Mammoth cave, a UNESCO World Heritage Site, is the world’s longest cave system with more than 400 miles of surveyed passageways (estimates that around 600 miles are unexplored). This is a subterranean world of immense rooms, long canyons, and tight passageways and that is the reason it is called a “grand, gloomy, and peculiar place”
The history of the cave goes back to over 10,000 years. Cave exploration dates back to 4000 years and the artifacts they left - like cane reed torches which they used to light the pathway are preserved in drier passageways.
Throughout the spelunking, rangers explain the geology and history of the cave. The cave through which we walk was once a river. It flowed through this passageways until an easier path led it into the depths below. Another peculiarity of the place is that it maintains a 12-degree Celsius temperature round the year. The air conditioning is maintained deep below the ground level.

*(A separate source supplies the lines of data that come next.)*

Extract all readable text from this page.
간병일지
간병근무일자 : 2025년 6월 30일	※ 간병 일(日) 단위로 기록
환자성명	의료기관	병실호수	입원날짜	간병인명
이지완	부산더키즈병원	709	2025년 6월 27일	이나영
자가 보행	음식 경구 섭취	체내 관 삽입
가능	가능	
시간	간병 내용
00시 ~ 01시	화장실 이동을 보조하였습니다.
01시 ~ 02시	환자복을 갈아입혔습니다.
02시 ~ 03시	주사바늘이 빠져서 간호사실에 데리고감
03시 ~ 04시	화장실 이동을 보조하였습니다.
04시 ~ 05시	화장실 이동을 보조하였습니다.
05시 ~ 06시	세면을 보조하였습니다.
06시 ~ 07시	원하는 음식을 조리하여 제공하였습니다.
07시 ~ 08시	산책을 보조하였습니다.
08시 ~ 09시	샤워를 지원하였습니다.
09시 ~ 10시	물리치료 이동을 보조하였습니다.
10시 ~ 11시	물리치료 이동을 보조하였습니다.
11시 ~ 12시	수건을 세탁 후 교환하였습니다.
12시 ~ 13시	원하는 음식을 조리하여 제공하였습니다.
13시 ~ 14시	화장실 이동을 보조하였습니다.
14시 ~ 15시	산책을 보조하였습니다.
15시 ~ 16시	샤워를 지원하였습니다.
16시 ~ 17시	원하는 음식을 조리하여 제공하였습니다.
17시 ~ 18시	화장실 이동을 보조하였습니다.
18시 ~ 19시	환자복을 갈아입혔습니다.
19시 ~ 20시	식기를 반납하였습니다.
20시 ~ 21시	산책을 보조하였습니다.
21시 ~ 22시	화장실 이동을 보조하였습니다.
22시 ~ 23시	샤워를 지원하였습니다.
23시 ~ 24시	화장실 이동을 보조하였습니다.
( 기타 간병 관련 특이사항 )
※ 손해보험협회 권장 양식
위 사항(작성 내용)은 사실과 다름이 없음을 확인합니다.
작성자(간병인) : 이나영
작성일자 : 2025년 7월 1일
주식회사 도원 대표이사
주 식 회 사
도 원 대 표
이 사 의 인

In order to explore Mammoth Cave, you must join a tour. More than a dozen number of tours are available at different time slots. In a tour, you travel with a tightly packed group so that the rangers can keep an eye on you and protect the fragile ecosystems in the cave which holds one of the world’s most diverse cave ecosystem with about 130 forms of life. Moreover, the cave system is so vast as without a ranger, we’d be lost there forever.

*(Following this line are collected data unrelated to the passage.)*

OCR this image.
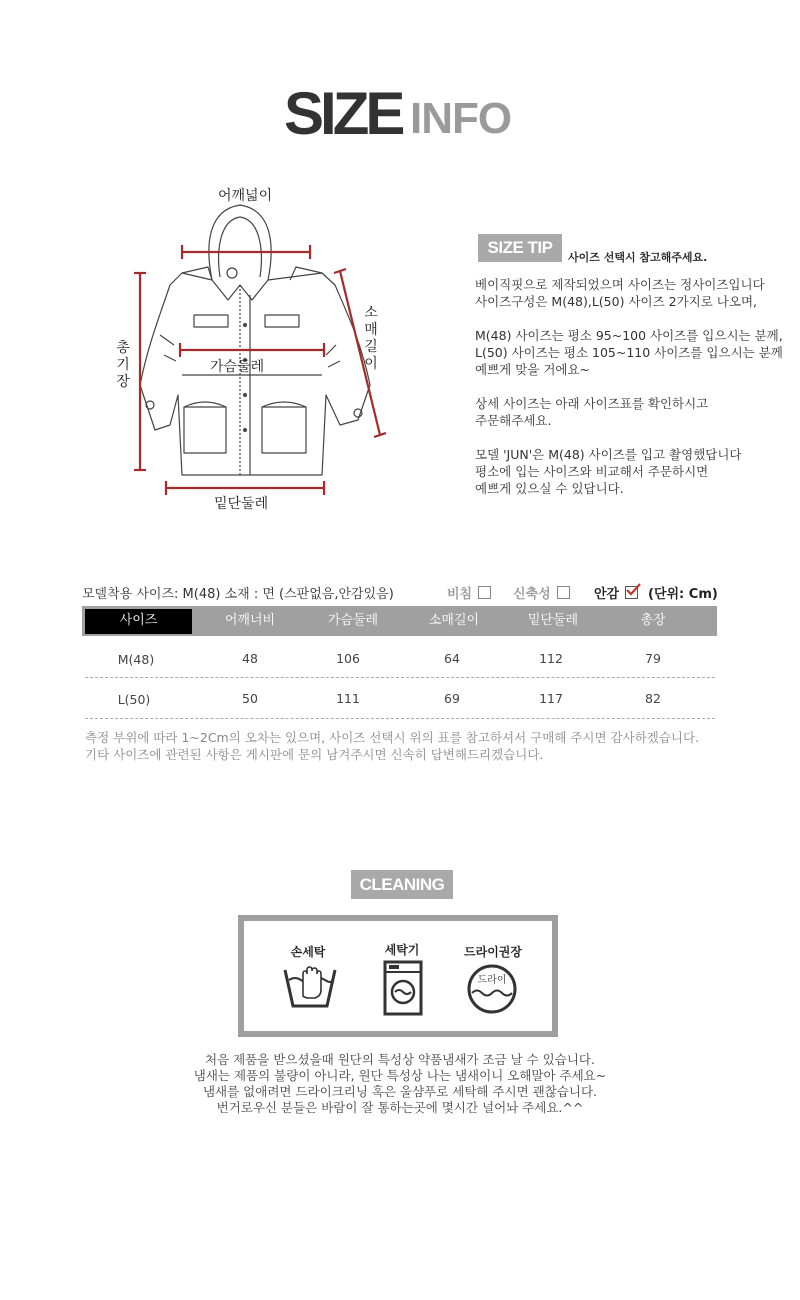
SIZE INFO
어깨넓이
가슴둘레
밑단둘레
총기장
소매길이
SIZE TIP
사이즈 선택시 참고해주세요.
베이직핏으로 제작되었으며 사이즈는 정사이즈입니다
사이즈구성은 M(48),L(50) 사이즈 2가지로 나오며,
M(48) 사이즈는 평소 95~100 사이즈를 입으시는 분께,
L(50) 사이즈는 평소 105~110 사이즈를 입으시는 분께
예쁘게 맞을 거에요~
상세 사이즈는 아래 사이즈표를 확인하시고
주문해주세요.
모델 'JUN'은 M(48) 사이즈를 입고 촬영했답니다
평소에 입는 사이즈와 비교해서 주문하시면
예쁘게 있으실 수 있답니다.
모델착용 사이즈: M(48) 소재 : 면 (스판없음,안감있음)	비침	신축성	안감	(단위: Cm)
사이즈	어깨너비	가슴둘레	소매길이	밑단둘레	총장
M(48)	48	106	64	112	79
L(50)	50	111	69	117	82
측정 부위에 따라 1~2Cm의 오차는 있으며, 사이즈 선택시 위의 표를 참고하셔서 구매해 주시면 감사하겠습니다.
기타 사이즈에 관련된 사항은 게시판에 문의 남겨주시면 신속히 답변해드리겠습니다.
CLEANING
손세탁	세탁기	드라이권장
드라이
처음 제품을 받으셨을때 원단의 특성상 약품냄새가 조금 날 수 있습니다.
냄새는 제품의 불량이 아니라, 원단 특성상 나는 냄새이니 오해말아 주세요~
냄새를 없애려면 드라이크리닝 혹은 울샴푸로 세탁해 주시면 괜찮습니다.
번거로우신 분들은 바람이 잘 통하는곳에 몇시간 널어놔 주세요.^^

I joined the Grand avenue tour and the Violet city lantern tour which covered almost 7 miles of the cave.
Grand Avenue Trail
This is longest standard tour at Mammoth Cave. A four-hour underground hike for around 4 miles. During this tour, we walk through Cleaveland Avenue, Boone Avenue, and Kentucky Avenue, and a high point in the cave referred to as Mt. McKinley. This tour ends with a visit to Frozen Niagara and the Drapery Room.
We go deep into the cave and it feels so surreal. It is hard to tell just how far below the surface we are, or even if we are going up or down. We can see stalactites and stalagmites here, but they are not the main attraction. Mammoth Cave is long series of subterranean rooms and passageways. Some rooms are enormous with 50 ft height and walls of gypsum flowers. Some passageways are just large enough for a small person to squeeze through. Some places of the cave resemble the slot canyons of Arizona.
Even though the trail was electrified, it was dim light to protect the ecosystem of the cave. Flash photography wasn’t allowed and thus the photos are of poor quality.
Violet City Lantern Tour
This is a 3-hour tour which we walk with the help of a hand-held lantern light. We go through some of the most popular and oldest sections of Mammoth Cave just like they did in the 1800’s. This tour features parts of the Historic Tour, Gothic Avenue, Star Chamber, and Mammoth Passage tours.
This was really a fascinating experience. All you could see was darkness rather than the glimmer of the lantern near you. The ranger had a torch light and would light it up to show the important parts of the cave. It is true that the darkest dark can be seen in a cave.
Even after walking 7 miles and thousands of steps, the refreshing temperature won't make us feel exhausted. All you feel is the extreme happiness that you could experience a miracle.